I don't know what is wrong with me today. I know I have a pretty good life. I have good kids, a job, and I am starting back at school on Monday. The thing is, I feel really depressed today. I keep thinking of the things that have gone wrong in my life.
I never wanted to be a single mom, and I didn't get married to get divorced. I got married when I was 20, and we were sealed in the temple a year and a half later. I lived a very strict lifestyle for most of my marriage. No matter what I did or didn't do, I was never good enough. I didn't clean the house well. I didn't take care of the kids properly. I had medical issues that made it hard to get pregnant. I didn't do anything like his mom in the beginning. Then, I was too much like his mom. I wasn't religious enough. Then, I was too religious. I had gotten to the point that I didn't even know who I was anymore. I was one person at work, another at home, and another at church. What it all boiled down to was he cheated on me several times and finally left me for someone else.
I try to be a good mom. I have people tell me that I am. Most people that have babysat my kids tell me they are good kids. The problem is that I can't keep them in bed, get them to eat most of my cooking, or do their homework with out a struggle.

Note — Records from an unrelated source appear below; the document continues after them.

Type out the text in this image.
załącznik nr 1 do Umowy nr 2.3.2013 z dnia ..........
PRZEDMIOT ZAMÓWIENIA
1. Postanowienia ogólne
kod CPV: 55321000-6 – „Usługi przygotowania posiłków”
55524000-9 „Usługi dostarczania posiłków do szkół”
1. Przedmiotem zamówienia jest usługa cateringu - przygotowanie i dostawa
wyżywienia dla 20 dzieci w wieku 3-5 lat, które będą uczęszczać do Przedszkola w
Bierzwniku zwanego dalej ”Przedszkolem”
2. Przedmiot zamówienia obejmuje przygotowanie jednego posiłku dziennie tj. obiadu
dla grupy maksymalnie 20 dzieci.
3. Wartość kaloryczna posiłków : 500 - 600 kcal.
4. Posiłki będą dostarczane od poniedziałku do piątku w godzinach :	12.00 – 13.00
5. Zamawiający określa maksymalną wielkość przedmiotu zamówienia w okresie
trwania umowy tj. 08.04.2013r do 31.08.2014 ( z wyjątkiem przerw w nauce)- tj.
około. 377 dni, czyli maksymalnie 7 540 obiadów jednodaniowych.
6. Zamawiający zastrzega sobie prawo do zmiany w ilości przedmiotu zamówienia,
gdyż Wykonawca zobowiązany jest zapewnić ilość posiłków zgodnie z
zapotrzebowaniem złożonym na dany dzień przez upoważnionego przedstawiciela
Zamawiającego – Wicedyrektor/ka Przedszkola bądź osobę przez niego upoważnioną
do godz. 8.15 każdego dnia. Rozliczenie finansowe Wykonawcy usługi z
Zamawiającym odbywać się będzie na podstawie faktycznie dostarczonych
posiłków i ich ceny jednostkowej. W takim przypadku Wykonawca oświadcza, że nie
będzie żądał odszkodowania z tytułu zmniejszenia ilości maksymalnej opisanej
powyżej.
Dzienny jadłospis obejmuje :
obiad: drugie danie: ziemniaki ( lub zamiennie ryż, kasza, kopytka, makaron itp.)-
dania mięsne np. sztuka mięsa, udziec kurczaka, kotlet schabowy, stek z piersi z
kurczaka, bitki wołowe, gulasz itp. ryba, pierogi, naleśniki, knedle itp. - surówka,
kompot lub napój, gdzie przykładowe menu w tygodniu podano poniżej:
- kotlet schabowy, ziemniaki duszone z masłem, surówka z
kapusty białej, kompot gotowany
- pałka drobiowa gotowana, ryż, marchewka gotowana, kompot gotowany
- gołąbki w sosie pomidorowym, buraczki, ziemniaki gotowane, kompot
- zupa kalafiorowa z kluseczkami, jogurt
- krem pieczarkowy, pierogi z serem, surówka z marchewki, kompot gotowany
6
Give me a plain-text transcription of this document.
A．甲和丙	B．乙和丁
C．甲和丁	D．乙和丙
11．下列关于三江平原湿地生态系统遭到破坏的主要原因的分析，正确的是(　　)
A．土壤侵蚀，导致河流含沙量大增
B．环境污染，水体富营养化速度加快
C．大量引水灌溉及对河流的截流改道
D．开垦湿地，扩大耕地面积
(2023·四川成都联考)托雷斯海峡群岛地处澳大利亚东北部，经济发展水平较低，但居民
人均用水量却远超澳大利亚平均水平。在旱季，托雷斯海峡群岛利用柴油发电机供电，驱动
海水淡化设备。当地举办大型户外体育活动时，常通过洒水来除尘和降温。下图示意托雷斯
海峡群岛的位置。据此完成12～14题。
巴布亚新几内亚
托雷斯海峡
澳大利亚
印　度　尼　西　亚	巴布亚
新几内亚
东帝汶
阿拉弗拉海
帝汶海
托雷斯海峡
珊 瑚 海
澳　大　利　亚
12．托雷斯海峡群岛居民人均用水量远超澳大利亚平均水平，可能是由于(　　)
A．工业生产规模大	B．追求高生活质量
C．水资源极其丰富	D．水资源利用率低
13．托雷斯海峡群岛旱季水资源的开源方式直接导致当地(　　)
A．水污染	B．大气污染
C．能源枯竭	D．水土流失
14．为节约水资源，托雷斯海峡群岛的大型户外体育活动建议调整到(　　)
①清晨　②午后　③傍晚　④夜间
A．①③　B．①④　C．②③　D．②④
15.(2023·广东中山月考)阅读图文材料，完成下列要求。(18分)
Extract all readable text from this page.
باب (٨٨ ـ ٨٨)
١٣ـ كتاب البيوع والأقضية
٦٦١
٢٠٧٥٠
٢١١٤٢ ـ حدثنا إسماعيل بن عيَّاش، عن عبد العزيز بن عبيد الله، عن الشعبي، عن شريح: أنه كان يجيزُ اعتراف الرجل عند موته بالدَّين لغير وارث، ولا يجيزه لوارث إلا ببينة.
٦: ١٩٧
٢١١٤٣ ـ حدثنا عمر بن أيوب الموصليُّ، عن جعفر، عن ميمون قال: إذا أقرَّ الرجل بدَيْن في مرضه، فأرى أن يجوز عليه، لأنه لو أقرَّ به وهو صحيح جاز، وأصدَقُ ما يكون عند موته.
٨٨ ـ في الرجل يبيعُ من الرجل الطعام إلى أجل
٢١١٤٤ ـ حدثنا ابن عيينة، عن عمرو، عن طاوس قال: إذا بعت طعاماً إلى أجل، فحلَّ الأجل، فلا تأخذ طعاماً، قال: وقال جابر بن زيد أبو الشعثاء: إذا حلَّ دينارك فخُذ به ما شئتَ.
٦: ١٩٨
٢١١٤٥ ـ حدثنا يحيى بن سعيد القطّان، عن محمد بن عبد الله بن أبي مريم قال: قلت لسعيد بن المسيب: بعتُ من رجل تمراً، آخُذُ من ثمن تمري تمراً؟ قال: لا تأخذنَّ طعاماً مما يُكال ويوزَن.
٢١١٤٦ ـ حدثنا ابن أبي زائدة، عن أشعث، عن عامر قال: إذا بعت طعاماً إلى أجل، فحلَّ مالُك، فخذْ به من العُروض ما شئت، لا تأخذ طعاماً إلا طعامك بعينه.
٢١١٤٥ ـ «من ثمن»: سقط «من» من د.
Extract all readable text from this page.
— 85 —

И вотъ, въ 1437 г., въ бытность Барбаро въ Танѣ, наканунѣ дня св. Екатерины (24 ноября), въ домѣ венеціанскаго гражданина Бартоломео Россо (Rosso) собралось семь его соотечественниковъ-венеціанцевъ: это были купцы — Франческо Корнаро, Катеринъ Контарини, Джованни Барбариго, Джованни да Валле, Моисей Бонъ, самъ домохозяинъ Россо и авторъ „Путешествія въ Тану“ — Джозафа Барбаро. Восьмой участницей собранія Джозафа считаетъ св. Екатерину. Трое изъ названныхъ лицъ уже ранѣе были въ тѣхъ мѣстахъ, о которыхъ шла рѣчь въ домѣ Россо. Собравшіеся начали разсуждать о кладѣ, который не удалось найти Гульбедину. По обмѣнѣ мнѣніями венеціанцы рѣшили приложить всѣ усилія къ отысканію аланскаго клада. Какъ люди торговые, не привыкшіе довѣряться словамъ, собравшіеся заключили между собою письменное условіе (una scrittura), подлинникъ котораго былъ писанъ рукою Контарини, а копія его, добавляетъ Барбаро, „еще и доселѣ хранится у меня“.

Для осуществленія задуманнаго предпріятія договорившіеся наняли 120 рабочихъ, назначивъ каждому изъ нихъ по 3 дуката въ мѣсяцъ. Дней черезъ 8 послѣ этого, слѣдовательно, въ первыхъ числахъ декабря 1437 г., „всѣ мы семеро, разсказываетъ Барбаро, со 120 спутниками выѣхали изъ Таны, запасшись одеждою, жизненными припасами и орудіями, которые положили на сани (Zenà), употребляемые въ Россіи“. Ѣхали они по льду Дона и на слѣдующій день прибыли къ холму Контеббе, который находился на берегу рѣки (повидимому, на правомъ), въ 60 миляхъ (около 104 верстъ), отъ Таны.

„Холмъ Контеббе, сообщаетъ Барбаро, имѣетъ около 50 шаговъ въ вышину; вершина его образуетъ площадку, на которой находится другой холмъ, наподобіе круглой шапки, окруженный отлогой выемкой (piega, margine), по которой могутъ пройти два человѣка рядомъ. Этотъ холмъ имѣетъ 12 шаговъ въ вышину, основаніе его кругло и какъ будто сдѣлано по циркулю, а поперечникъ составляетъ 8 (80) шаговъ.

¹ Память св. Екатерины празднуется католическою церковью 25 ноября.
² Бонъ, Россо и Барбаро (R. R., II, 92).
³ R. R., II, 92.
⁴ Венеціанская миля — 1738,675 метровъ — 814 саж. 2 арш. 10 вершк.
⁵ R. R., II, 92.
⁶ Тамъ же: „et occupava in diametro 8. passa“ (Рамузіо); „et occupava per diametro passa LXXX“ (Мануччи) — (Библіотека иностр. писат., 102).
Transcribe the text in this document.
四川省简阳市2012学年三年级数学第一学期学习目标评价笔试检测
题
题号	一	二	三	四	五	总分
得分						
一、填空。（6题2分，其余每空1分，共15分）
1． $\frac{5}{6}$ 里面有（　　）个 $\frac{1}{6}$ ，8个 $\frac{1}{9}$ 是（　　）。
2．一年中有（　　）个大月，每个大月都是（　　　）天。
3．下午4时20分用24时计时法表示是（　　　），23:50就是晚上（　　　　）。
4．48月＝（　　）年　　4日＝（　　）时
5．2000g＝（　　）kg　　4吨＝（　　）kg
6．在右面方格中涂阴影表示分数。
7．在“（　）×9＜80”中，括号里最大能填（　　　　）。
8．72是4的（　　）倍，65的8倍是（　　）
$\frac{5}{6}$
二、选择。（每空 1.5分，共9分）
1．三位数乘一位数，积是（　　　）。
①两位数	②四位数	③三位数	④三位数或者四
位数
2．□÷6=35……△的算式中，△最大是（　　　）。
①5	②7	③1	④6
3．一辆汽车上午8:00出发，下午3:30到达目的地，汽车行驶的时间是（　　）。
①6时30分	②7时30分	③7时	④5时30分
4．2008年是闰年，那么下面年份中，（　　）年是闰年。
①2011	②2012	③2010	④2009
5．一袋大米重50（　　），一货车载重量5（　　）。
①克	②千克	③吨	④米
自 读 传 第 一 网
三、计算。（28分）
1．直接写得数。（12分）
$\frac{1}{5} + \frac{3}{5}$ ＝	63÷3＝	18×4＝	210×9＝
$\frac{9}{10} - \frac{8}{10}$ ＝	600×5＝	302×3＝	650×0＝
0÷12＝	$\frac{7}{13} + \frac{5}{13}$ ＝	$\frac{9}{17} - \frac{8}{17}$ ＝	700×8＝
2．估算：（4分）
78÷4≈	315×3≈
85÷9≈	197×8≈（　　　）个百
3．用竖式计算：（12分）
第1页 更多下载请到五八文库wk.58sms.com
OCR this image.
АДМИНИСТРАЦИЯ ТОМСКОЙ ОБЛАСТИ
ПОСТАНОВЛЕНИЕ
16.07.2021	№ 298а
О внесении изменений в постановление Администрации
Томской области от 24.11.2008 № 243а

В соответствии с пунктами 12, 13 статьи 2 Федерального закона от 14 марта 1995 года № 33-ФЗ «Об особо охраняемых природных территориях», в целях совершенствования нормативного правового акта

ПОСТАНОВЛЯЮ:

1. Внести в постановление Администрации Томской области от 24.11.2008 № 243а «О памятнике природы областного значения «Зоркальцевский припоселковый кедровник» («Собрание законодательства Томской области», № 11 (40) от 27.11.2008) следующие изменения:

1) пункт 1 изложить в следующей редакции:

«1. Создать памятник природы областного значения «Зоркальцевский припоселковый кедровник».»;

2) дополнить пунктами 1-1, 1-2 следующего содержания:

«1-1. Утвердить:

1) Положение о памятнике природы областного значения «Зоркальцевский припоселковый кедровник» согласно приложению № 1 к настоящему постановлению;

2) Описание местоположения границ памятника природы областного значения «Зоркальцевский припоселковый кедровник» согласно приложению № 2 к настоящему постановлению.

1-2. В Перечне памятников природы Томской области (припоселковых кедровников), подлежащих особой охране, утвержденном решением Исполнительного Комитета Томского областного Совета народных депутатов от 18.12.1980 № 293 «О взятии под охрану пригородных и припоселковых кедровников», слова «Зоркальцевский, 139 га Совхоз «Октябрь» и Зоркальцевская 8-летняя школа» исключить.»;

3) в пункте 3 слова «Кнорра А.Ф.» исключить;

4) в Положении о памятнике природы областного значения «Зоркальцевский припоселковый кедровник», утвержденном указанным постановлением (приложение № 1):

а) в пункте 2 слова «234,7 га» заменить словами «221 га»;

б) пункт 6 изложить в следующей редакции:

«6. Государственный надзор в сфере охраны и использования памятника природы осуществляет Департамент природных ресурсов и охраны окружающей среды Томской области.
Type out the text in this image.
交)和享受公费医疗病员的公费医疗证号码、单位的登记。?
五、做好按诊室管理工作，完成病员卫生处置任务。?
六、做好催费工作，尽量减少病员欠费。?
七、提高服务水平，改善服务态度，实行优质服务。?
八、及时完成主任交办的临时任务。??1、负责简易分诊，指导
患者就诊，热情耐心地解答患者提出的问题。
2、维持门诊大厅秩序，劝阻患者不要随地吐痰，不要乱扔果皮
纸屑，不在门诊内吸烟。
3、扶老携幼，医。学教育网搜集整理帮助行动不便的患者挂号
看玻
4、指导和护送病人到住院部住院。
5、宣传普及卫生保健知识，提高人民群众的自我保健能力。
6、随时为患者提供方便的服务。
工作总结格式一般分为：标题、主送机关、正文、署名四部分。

I feel like Eric's teacher blames me when he doesn't do his school work. I do make sure he gets his homework done most of the time. When he comes home with unfinished work from the last month it frustrates me. This kid spends most of his day in school, misses his only 15 or 20 minute recess most of the time, and I have to try to keep him engaged for one or two hours when he gets home. She has him call me and tell me the work he needs to complete, and today he didn't even have that work at home for me to help him. I want to be a good mom, but how can I when my almost 10 year old doesn't even bring home the work.
Noel is very clingy lately. I don't totally know why. I know she doesn't like that I have to work so much, but that is not something that is going to change. Without another income, I have to work as much as possible. It seems to be worse for the first few nights after she spends the weekend with her dad. I wish there was something I could do that would help her, but nothing I do works.
Sean is a sweet boy. I do feel lucky that he has adjusted to change well. I wish he didn't try to follow his brother's lead so much. I need to find a way to teach him that he is special just because he is Sean, not because he is Eric's little brother.
My job is a job. Some days it is ok. Other days it sucks. I should probably get a new job, but lately I lack the motivation to apply to more jobs. I had an interview in April that I felt really good about, but I got turned down for the job. That was the fourth or fifth interview that didn't work out. I was so discouraged that I decided not to even try for a while. Now, I just don't feel like I have the time.
My life
is not how I thought it would be at 33, and not how I want it to be by
the time I am 34. I do like my life most of the time. I just have days where I look at my circumstances and feel depressed. I want more out of life. I want to be a man to put his arms around me and tell me he loves me. I want to have a job that makes a difference. I can't even call my mom to vent. My sister and dad are great, but sometimes I just want my mom.